Mark Leiser: I am a PhD Candidate in Cyber Law at the University of Strathclyde in Glasgow. I have written submissions for the Leveson Inquiry into the culture and ethics of the media and for the Scottish Parliament on the use of social media during trials. My PhD is supervised by Professor Andrew Murray at the London School of Economics and focuses on the effectiveness of cyber-regulation. My research and interests revolve around main areas of Internet law and policy including internet governance & regulation, democracy, social media, privacy, and intellectual property. My PhD research focuses on developing a system of modelling to measure the effectiveness and legitimacy of Internet Regulation. I write in a personal capacity.

Apple found guilty of rigging e-book market

A court ruling that Apple colluded with other e-book retailers to fix the prices of books sold to the public might open the door to substantial more legal woes for the tech giant. Last year, Apple settled with the European Commission on an antitrust case over e-book pricing without admitting wrongdoing. The commission was looking into the possibility that Apple conspired with these publishers to restrict competition in the e-book market in the European Union.

Apple, who thought that it had the advantage over Amazon when it comes to hardware sought to set prices uniformly across the market through its use of a “most-favoured nation” clause. The clause basically guarantees that if a publisher offers an e-book at a lower price to one retailer, the book will cost the same in Apple’s e-book store. By eliminating price competition for e-books, the accusation levied against Apple by the Justice Department was that Apple thought they could win the war against Amazon by putting the iPad in a straight-up head-to-head competition against Amazon’s Kindle.

The outcome, according to the Justice Department, was Amazon being forced to respond to the way it priced its e-books. This was alleged to have caused a negative effect on competition. Apple used the agency model meaning publishers rather than retailers had to set prices when entering the e-book market. Apple would grab a 30 per cent commission and then publishers would have to lower their prices to match Amazon’s prices. Publishers who thought Amazon prices were too low entered into agreements with Apple allowing for higher pricing on new releases and best sellers. The result was price bumps for the everyday consumer of $12.99 and $14.99, respectively.
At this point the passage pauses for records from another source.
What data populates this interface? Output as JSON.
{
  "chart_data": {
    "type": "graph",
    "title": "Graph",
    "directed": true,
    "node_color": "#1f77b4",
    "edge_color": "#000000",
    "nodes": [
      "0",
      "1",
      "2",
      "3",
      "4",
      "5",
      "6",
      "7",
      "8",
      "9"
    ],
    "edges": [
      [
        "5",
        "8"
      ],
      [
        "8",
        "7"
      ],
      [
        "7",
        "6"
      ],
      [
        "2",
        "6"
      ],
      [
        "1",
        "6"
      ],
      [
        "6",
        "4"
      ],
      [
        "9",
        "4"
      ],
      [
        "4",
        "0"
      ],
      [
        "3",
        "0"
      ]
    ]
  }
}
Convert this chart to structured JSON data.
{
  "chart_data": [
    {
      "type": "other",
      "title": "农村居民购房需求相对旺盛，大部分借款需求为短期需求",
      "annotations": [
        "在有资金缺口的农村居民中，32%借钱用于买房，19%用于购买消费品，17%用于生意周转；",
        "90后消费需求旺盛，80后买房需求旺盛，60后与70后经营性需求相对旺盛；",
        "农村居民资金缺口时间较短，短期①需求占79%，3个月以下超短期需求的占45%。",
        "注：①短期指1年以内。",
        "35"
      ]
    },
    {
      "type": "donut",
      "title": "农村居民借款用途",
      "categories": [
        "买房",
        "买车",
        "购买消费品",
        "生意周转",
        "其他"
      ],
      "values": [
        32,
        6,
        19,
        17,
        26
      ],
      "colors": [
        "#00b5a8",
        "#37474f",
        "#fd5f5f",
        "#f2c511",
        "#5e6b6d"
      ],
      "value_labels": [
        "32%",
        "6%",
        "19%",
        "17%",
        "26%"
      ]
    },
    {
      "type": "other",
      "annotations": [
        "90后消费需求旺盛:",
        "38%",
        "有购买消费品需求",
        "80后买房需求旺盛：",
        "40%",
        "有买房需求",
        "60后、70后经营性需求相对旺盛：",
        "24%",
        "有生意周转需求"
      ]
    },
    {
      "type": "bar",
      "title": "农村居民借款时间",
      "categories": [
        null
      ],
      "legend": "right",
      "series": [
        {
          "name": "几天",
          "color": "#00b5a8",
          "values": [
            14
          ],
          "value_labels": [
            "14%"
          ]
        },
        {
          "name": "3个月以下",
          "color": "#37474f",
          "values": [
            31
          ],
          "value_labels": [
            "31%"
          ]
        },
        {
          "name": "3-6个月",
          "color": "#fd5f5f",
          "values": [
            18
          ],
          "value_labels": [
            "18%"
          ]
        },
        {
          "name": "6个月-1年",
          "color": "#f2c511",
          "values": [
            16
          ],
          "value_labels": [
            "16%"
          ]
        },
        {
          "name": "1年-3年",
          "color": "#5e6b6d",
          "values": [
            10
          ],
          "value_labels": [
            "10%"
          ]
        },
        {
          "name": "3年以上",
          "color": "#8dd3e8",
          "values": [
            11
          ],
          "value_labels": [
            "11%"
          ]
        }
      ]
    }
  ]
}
Last year, in settlement with the European Commission, Penguin and other publishers ended their agency relationship with Apple. The settlement allowed Amazon and other retailers to set e-book pricing. For the next two years, this will be the industry standard as long the value of the discounts offered does not exceed the value of the sales commissions the retailer receives from the publisher.

Apple plans to appeal the court ruling.